Avec son spectacle, Re Chicchinella qu’elle présente à La Colline du 7 au 29 janvier 2025, la metteuse en scène, comédienne, cinéaste et fondatrice de la compagnie Sud Costa Occidentale, Emma Dante, vient conclure sa trilogie inspirée du Conte des contes du nouvelliste napolitain du XVIe siècle, Giambattista Basile. Dans ce dernier volet qui succède à La Scortecata et Pupo di zucchero, accueillis au printemps 2023 toujours à La Colline, la Sicilienne livre une critique acerbe du pouvoir, de ceux qui le convoitent, de ceux qui le possèdent et de ceux qui en profitent, en un mot, une critique acerbe d’une humanité qu’elle pousse à se regarder dans le miroir.

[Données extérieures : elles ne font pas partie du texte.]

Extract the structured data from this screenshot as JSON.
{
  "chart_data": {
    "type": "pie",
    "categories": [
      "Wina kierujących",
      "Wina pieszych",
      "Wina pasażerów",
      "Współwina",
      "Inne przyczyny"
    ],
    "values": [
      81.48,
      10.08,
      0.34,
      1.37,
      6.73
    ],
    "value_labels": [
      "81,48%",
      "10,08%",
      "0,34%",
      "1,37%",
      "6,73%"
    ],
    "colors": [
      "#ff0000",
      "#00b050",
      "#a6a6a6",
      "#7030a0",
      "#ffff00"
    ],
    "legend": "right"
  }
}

Ça chuchote, ça jacasse, ça piaille : le spectacle Re Chicchinella d’Emma Dante s’ouvre sur une basse-cour toute anthropomorphique qui rappelle l’univers des contes et des apologues où les travers des hommes sont saisis et grossis par les traits d’animaux avec lesquels finalement ils n’ont plus tellement de différences. Le Roi Poule (Re Chicchinella en napolitain), campé par Carmine Maringola, s’avance au plateau, accompagné de deux serviteurs aussi peu dégourdis que diplomates, qui viennent procéder, comme tous les mercredis, à la toilette du roi, selon un rituel bien théâtral et qui donne d’emblée le ton du spectacle. L’heure sera à la farce noire, au grotesque grinçant, à la bouffonnerie baroque.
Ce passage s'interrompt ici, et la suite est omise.